A confiança faz diferença, mas a sorte também. Em qualquer outro momento da partida até então, o Atlético não conseguiria ter chegado ao empate quando chegou. Do apito inicial até os três minutos da segunda etapa, Paulinho não havia colocado os pés na pequena área. Aliás, o Atlético havia passado 53 minutos de jogo com uma jogada dentro da área, o chute de Hulk salvo por um defensor do Coelho antes que a bola ultrapassasse a linha.
Isso porque ainda não falei da incoerência do treinador, que descarta jogadores sem mais nem menos. Por exemplo, o que aconteceu com Otávio? Claro, Battaglia é mais jogador, é natural que, jogando com apenas um volante, esse homem seja o argentino. Porém, todas as vezes que os dois estiveram saudáveis e Scolari optou pelo double pivot, o camisa 5 esteve em campo. O cara não era acionado há quatro partidas, entra no final do jogo, claramente incumbido de arrumar confusão e pilhar os jogadores do América.
É muito pouco para o que o Atlético tem a oferecer. O que vimos no Independência na noite deste domingo foi a violação das características de cada um dos jogadores que entraram em campo. Me desculpe, Hulk, a camisa pode pesar, como você disse, o Atlético pode ter jogadores experientes para suportar a pressão, mas o seu jogo e dos seus companheiros não é e nunca será de um time que entra em campo para irritar os adversários, fazer o relógio correr quando está em vantagem, discutir, arrumar confusão, esquecendo da bola. É inadmissível que Scolari esteja tentando implantar isso nos jogadores do Atlético e é nada além do que triste que um elenco com essa qualidade aceite tal situação.

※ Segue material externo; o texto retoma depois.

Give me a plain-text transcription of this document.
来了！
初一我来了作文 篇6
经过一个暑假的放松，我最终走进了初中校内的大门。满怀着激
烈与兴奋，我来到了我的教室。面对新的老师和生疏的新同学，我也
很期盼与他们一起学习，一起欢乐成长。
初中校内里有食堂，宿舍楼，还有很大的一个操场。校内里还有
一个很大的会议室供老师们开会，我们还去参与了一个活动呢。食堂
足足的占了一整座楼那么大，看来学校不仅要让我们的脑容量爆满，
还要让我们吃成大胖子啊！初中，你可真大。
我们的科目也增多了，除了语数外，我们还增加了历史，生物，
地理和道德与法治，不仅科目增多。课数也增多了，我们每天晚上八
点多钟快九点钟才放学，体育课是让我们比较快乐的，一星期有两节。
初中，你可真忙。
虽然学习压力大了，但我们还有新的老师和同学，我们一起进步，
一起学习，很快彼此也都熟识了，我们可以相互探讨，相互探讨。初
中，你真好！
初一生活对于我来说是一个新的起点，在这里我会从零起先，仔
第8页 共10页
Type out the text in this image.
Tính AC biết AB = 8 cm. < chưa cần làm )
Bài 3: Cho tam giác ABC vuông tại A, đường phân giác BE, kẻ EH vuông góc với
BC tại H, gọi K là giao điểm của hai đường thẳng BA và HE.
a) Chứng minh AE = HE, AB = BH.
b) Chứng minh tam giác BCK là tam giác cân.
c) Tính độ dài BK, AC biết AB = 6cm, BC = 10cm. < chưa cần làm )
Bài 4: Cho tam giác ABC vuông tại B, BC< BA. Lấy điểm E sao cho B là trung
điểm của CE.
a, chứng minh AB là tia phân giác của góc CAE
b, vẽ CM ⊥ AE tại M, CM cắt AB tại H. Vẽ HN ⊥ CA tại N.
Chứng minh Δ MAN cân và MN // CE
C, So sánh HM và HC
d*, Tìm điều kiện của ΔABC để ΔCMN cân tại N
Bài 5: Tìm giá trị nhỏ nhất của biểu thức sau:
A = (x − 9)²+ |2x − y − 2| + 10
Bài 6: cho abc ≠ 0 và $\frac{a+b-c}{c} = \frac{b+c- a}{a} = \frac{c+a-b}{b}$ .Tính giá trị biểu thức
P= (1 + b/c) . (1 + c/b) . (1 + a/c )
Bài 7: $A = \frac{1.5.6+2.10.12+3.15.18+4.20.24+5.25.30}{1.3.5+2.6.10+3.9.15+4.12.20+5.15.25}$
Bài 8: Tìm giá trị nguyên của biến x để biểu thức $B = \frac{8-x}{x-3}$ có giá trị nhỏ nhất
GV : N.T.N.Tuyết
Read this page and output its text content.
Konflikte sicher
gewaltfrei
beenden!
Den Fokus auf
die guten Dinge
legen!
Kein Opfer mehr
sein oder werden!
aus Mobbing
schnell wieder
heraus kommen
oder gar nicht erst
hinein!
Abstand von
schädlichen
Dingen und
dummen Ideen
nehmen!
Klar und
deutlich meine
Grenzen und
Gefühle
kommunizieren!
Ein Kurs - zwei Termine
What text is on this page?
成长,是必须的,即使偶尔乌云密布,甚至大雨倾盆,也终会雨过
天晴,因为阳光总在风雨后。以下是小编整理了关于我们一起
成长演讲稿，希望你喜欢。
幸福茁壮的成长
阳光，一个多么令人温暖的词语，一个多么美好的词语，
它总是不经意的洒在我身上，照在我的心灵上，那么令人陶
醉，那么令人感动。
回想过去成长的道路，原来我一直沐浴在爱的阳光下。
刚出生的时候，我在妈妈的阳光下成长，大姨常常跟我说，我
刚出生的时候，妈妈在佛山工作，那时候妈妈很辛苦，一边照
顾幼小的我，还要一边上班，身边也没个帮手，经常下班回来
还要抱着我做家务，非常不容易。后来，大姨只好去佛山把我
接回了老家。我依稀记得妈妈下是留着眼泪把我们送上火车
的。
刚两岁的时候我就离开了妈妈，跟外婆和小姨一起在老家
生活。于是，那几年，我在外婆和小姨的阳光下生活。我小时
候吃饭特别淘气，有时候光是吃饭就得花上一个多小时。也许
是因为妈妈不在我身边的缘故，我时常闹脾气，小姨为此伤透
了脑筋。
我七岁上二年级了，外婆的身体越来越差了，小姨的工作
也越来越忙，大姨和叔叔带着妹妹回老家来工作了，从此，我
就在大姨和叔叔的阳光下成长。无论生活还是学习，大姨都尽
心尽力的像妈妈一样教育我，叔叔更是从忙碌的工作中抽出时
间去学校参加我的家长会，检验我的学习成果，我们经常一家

Concordo, em determinados momentos, a ordem é classificar, mas há sempre um contexto. Detalhes colocaram o Atlético na decisão. Até quando isso pode funcionar? Tudo que aconteceu nos jogos das semifinais, ao invés de dar confiança aos jogadores e esperança aos torcedores, colocou uma pressão maior ainda sobre os ombros de quem não lidou lá muito bem com isso nos últimos meses.
A partir de agora, toda vez que o Atlético entrar em campo, está valendo título. Para quem não entende esse língua: toda vez que os jogadores vestirem o Manto, calçarem suas chuteiras, se perfilarem no gramado, o árbitro apitar, está valendo dinheiro. A sorte, o acaso, eles até classificam em alguns momentos. A incoerência e a teimosia sempre perdem. A vontade e a organização quase sempre superam todo o resto. Por melhores peças que um elenco possa ter, um time só pode ser tão bom quanto seu treinador.
–
*Este texto é opinativo, de inteira responsabilidade do autor e não reflete, necessariamente, o pensamento do portal Fala Galo.